An dieser Stelle verharrt Tim in düsterem Schweigen. Tobias nutzt den Moment, um den Tisch abzuräumen und für Getränkenachschub zu sorgen, während Boris ganz einfach Tims Hand hält und ihm von Zeit zu Zeit über den Rücken streicht. Dann redet Tim stockend weiter, berichtet von seiner Zuneigung zu Franzi, der Eifersucht auf jeden, der ihr zu nahe kam und die er nicht zeigen durfte … was nicht immer gelang … dem Glücksmoment, als auch Franzi ihn enttarnte und der Nähe, die sofort wieder da war … dem noch größeren Glücksgefühl, als die Wahrheit über den Anschlag auf Dirk ans Licht kam und seine Unschuld bewies. „Ich war in ständiger Sorge um euch … ja, auch um dich Tobias … und ihr könnt euch kaum vorstellen wie erleichtert ich war, euch endlich wieder in Sicherheit zu wissen. Meine Zukunft … mit Franzi … lag in rosaroten Farben vor mir. Und dann kam der Tag, an dem Nadja verunglückte. Sie ist … in meinen Armen gestorben … und ihre letzten Worte galten Franzi … die sie angeblich geschubst habe. … Sie hat es … bei ihrer … Liebe zu Ralf geschworen.“ Wieder schweigt Tim, kämpft mit seinen Emotionen und Boris und Tobias geben ihm die Zeit. „Diese Behauptung von Nadja geht mir nicht aus dem Kopf. Ich weiß nicht, was ich denken soll. Bin ich naiv, wenn ich Nadja glaube … nach allem, was sie sich geleistet hat … kann ich Franzi glauben die sagt, Nadja sei unglücklich gestürzt? Ich weiß es einfach nicht. Franzi hat ein Gespräch von mir mit Paul belauscht und weiß, wie verunsichert ich bin. Sie hat sich … sie hat sich von mir getrennt, kaum dass wir zusammengekommen sind, weil sie mit meinem Mangel an Vertrauen nicht klarkommt.“

Wieder schweigt Tim. Tobias findet als erster Worte.
„Bisschen viel für einen alleine. Es ist gut, dass du zu uns gekommen bist. Vielleicht können wir dir etwas beim Denken helfen, zumindest aber können wir dir einfach nur zuhören.“
Tim nickt dankbar und greift nach Tobias Hand, drückt sie leicht, Boris strahlt seinen Schatz nur voller Liebe an und schickt ihm einen Luftkuss.
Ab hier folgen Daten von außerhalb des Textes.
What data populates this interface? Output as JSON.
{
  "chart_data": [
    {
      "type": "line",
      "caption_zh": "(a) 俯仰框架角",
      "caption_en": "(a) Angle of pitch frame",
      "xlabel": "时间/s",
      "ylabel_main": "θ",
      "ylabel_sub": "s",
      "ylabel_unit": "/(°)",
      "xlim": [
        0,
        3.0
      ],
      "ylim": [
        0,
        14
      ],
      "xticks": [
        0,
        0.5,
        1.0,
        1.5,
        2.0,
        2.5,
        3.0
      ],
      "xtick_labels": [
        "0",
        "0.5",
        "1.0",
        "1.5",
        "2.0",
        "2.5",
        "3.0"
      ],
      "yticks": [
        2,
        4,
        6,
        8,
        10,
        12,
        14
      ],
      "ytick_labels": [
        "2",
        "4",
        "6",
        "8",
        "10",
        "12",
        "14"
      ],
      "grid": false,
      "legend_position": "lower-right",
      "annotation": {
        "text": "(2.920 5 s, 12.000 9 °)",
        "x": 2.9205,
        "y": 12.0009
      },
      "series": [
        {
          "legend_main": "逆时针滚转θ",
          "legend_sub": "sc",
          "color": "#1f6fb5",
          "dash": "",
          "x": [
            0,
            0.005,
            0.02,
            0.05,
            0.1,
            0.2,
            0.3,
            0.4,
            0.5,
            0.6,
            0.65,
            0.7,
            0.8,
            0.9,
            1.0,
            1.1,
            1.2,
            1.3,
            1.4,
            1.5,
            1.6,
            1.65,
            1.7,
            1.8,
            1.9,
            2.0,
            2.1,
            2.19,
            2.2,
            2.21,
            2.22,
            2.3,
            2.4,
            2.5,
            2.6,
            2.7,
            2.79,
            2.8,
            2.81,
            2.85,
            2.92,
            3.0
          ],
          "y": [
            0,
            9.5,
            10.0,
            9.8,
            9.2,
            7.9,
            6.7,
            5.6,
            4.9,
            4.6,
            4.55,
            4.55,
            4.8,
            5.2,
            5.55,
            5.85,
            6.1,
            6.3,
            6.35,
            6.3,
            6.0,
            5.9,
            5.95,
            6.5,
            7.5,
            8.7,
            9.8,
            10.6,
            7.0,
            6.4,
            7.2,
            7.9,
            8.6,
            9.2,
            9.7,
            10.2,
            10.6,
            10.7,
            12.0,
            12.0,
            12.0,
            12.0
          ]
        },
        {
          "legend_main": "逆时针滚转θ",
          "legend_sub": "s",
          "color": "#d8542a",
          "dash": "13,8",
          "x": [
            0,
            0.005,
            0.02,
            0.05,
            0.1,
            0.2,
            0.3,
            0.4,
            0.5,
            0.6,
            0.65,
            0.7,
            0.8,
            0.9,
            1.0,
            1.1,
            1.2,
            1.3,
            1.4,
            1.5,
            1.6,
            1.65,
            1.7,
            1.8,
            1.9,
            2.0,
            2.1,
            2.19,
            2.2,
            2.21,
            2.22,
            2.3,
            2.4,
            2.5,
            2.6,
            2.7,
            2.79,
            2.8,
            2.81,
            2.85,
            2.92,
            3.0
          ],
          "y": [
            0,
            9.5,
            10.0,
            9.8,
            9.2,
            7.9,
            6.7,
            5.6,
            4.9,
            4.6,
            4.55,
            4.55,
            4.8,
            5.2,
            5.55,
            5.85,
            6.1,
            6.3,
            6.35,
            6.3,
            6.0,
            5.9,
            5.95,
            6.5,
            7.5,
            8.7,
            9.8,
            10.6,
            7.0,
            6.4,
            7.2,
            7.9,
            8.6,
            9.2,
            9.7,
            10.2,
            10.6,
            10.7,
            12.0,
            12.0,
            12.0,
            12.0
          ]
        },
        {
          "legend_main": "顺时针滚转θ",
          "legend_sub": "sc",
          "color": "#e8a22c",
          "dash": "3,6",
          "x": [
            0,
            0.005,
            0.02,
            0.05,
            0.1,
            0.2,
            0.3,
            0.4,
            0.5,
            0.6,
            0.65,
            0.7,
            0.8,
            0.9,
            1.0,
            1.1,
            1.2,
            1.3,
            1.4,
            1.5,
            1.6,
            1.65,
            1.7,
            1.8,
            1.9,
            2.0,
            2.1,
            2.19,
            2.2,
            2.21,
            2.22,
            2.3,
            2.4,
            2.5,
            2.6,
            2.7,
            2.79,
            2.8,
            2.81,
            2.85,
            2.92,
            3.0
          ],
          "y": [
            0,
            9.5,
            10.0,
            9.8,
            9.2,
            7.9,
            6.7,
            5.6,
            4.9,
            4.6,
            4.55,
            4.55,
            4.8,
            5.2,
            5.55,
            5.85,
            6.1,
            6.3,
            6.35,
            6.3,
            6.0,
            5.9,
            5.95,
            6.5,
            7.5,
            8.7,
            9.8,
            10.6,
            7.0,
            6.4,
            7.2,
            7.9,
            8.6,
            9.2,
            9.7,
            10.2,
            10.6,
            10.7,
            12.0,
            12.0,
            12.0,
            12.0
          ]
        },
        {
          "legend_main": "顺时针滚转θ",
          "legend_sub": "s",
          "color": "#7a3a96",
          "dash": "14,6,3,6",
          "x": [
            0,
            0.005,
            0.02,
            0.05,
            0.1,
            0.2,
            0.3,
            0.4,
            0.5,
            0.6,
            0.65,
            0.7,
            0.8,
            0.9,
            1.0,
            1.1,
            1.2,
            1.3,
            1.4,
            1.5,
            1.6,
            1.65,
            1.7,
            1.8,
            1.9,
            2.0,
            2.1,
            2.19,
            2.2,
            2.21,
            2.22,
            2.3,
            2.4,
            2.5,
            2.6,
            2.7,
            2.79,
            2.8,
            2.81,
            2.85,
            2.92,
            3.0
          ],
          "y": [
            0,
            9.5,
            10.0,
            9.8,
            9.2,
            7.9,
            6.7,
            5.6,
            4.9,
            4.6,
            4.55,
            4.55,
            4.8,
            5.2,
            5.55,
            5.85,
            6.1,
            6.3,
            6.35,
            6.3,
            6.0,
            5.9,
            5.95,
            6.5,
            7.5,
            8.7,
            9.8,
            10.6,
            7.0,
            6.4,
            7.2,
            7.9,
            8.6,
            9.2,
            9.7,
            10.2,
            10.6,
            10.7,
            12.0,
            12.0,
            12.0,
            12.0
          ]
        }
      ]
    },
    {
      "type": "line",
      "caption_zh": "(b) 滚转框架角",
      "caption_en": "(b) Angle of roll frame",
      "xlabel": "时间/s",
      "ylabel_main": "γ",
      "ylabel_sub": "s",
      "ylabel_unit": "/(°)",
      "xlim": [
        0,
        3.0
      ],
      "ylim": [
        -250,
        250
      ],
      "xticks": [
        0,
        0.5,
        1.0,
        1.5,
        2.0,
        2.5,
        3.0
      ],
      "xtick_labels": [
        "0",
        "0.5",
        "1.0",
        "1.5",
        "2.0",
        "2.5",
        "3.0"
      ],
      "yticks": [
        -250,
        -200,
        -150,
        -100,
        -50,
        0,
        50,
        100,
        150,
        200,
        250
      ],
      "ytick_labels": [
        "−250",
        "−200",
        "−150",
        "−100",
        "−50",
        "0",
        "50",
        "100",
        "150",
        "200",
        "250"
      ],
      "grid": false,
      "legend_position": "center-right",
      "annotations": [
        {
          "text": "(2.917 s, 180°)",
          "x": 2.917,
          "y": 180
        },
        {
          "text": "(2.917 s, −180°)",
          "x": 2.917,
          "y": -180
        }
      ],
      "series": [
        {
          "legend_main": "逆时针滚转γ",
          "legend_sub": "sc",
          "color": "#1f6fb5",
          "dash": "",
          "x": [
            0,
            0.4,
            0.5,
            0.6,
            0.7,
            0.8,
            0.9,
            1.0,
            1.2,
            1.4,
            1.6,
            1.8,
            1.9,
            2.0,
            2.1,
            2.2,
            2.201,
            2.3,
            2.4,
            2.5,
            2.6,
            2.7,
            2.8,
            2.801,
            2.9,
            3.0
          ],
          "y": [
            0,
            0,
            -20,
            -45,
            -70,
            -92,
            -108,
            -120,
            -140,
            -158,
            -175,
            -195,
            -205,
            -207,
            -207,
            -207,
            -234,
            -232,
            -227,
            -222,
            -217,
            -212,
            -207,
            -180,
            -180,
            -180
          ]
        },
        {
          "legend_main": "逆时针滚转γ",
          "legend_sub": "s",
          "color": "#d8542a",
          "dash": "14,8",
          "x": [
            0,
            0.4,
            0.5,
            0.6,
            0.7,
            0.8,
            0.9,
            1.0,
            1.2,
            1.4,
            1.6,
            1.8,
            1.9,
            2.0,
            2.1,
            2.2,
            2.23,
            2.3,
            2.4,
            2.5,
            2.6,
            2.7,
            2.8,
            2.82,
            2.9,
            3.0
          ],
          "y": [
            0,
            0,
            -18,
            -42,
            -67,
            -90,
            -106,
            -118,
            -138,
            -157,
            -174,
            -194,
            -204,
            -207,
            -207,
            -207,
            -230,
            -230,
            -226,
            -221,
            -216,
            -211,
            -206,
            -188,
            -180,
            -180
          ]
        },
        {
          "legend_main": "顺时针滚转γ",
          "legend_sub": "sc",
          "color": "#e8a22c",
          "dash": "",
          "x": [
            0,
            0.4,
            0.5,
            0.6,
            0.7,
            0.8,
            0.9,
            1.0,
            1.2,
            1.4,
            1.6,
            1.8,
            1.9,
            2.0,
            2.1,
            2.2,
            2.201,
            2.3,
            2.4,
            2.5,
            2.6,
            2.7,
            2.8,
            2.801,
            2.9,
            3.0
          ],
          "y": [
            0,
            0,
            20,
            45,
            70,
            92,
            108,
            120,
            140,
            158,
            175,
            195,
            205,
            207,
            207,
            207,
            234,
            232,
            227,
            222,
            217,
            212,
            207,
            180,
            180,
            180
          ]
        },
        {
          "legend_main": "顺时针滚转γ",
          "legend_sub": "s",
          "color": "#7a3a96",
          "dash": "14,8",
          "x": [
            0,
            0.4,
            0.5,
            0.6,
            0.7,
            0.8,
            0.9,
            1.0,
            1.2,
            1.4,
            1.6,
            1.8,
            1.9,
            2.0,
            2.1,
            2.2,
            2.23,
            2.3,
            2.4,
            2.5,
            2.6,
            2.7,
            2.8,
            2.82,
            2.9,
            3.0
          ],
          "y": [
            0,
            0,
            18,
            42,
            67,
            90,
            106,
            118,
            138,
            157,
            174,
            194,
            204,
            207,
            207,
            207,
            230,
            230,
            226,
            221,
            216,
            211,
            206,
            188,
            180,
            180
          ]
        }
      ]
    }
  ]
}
„Was haltet ihr davon, wenn wir das erst mal setzen lassen und später weiterreden. Wir könnten gleich einen schönen Spaziergang machen, der Hund muss sowieso raus. Und anschließend gehen wir zum Essen und vielleicht noch irgendwo was trinken. Tim? Tobi?“
„Gute Idee“ meint der eine, „klingt gut“ der andere.

Nach einem ausgedehnten Spaziergang gönnen sie sich einen Aperitif in einer Bar, schlemmen sich durch die Speisekarte ihres Lieblings-Griechen, lassen immer wieder neuen Wein kommen und amüsieren sich köstlich über die Flirtversuche einer Damenriege am Nachbartisch, uneins darüber, wer von ihnen nun das Objekt der Begierde ist.
„Es muss doch bitter sein, so angeschmachtet zu werden und ‚nein’ sagen zu müssen, nur weil die Bewunderer Busen statt Schwanz haben“ meint Tim, und zum ersten Mal an diesem Tag sehen sie ihn laut und herzhaft lachen.